American physicist and educator (1925–2020)

Joshua N. Goldberg (May 30, 1925 – October 5, 2020) was an American physicist and educator who was particularly noted for his research on general relativity.

==Early life and education==
Goldberg was born in Rochester, New York, and received a bachelor's degree from the University of Rochester in 1947. He received a doctorate in physics from Syracuse University in 1952. His thesis advisor was Peter Bergmann.

==Career==
From 1952–1956 Goldberg was a research scientist at the Armour Research Foundation. He then worked at the Aerospace Research Laboratory at Wright Patterson Air Force Base, where over seven years he built a research group working on relativity. In 1963 Goldberg became a professor of physics at Syracuse University, where he was an emeritus professor of physics.

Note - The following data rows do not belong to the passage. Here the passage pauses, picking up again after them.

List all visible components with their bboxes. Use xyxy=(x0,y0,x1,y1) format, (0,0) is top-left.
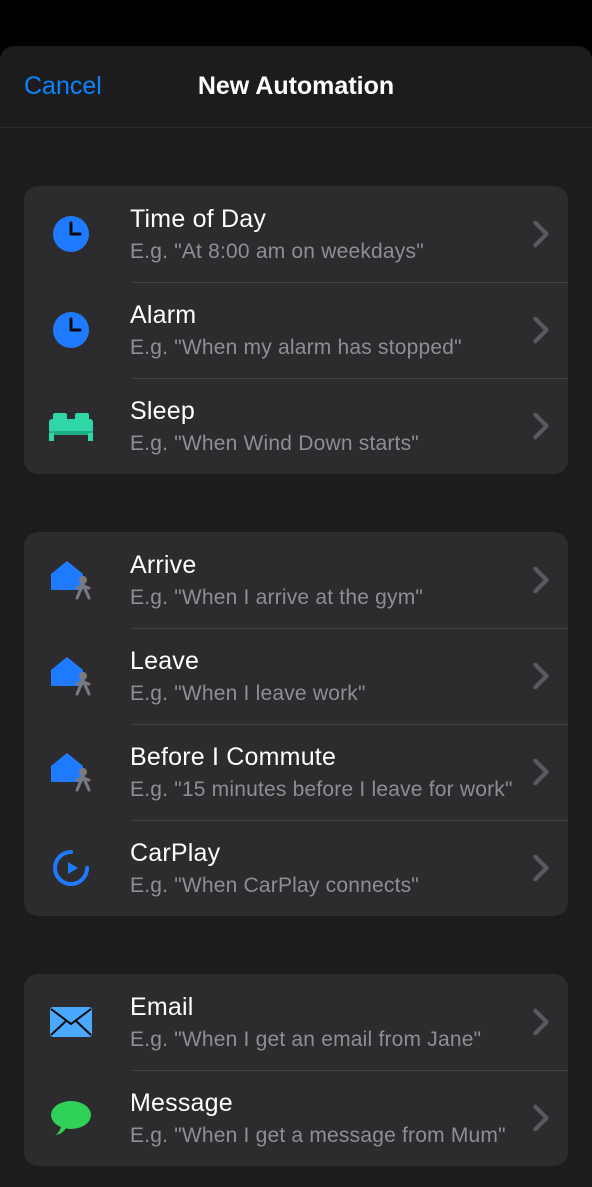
chevron-right-icon xyxy=(532,758,550,786)
navbar: Cancel New Automation xyxy=(0,46,592,128)
trigger-list: Time of Day E.g. "At 8:00 am on weekdays… xyxy=(0,186,592,1166)
chevron-right-icon xyxy=(532,566,550,594)
clock-icon xyxy=(38,214,104,254)
chevron-right-icon xyxy=(532,662,550,690)
row-subtitle: E.g. "At 8:00 am on weekdays" xyxy=(130,240,520,264)
trigger-row-time-of-day[interactable]: Time of Day E.g. "At 8:00 am on weekdays… xyxy=(24,186,568,282)
chevron-right-icon xyxy=(532,854,550,882)
row-title: Leave xyxy=(130,647,520,676)
trigger-row-carplay[interactable]: CarPlay E.g. "When CarPlay connects" xyxy=(24,820,568,916)
trigger-row-before-commute[interactable]: Before I Commute E.g. "15 minutes before… xyxy=(24,724,568,820)
trigger-row-leave[interactable]: Leave E.g. "When I leave work" xyxy=(24,628,568,724)
email-icon xyxy=(38,1006,104,1038)
chevron-right-icon xyxy=(532,1104,550,1132)
row-title: Message xyxy=(130,1089,520,1118)
trigger-row-alarm[interactable]: Alarm E.g. "When my alarm has stopped" xyxy=(24,282,568,378)
trigger-row-email[interactable]: Email E.g. "When I get an email from Jan… xyxy=(24,974,568,1070)
row-title: Alarm xyxy=(130,301,520,330)
row-title: Sleep xyxy=(130,397,520,426)
trigger-row-sleep[interactable]: Sleep E.g. "When Wind Down starts" xyxy=(24,378,568,474)
row-title: Time of Day xyxy=(130,205,520,234)
bed-icon xyxy=(38,409,104,443)
row-subtitle: E.g. "When I get an email from Jane" xyxy=(130,1028,520,1052)
trigger-row-arrive[interactable]: Arrive E.g. "When I arrive at the gym" xyxy=(24,532,568,628)
trigger-group: Time of Day E.g. "At 8:00 am on weekdays… xyxy=(24,186,568,474)
row-title: CarPlay xyxy=(130,839,520,868)
row-subtitle: E.g. "15 minutes before I leave for work… xyxy=(130,778,520,802)
home-person-icon xyxy=(38,750,104,794)
row-title: Arrive xyxy=(130,551,520,580)
chevron-right-icon xyxy=(532,412,550,440)
chevron-right-icon xyxy=(532,1008,550,1036)
message-icon xyxy=(38,1099,104,1137)
row-subtitle: E.g. "When Wind Down starts" xyxy=(130,432,520,456)
home-person-icon xyxy=(38,654,104,698)
row-subtitle: E.g. "When I leave work" xyxy=(130,682,520,706)
chevron-right-icon xyxy=(532,316,550,344)
carplay-icon xyxy=(38,848,104,888)
cancel-button[interactable]: Cancel xyxy=(24,72,102,101)
modal-sheet: Cancel New Automation Time of Day E.g. "… xyxy=(0,46,592,1187)
trigger-group: Email E.g. "When I get an email from Jan… xyxy=(24,974,568,1166)
row-title: Email xyxy=(130,993,520,1022)
clock-icon xyxy=(38,310,104,350)
row-title: Before I Commute xyxy=(130,743,520,772)
home-person-icon xyxy=(38,558,104,602)
chevron-right-icon xyxy=(532,220,550,248)
row-subtitle: E.g. "When I get a message from Mum" xyxy=(130,1124,520,1148)
row-subtitle: E.g. "When my alarm has stopped" xyxy=(130,336,520,360)
row-subtitle: E.g. "When CarPlay connects" xyxy=(130,874,520,898)
trigger-group: Arrive E.g. "When I arrive at the gym" L… xyxy=(24,532,568,916)
trigger-row-message[interactable]: Message E.g. "When I get a message from … xyxy=(24,1070,568,1166)
row-subtitle: E.g. "When I arrive at the gym" xyxy=(130,586,520,610)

Goldberg is known for his research in general relativity, where he has written 61 papers. He and Rainer K. Sachs published the Goldberg-Sachs Theorem in 1962. Along with Bergmann, Goldberg introduced a new derivation of the laws of motion of rigid bodies according to the rigorous approach that they had developed.

Goldberg was elected a Fellow of the American Physical Society in 1972. In 2011, Goldberg's research career was honored by a special issue of the journal General Relativity and Gravitation.

==Death==
Goldberg died in Madison, Wisconsin, on October 5, 2020, at the age of 95.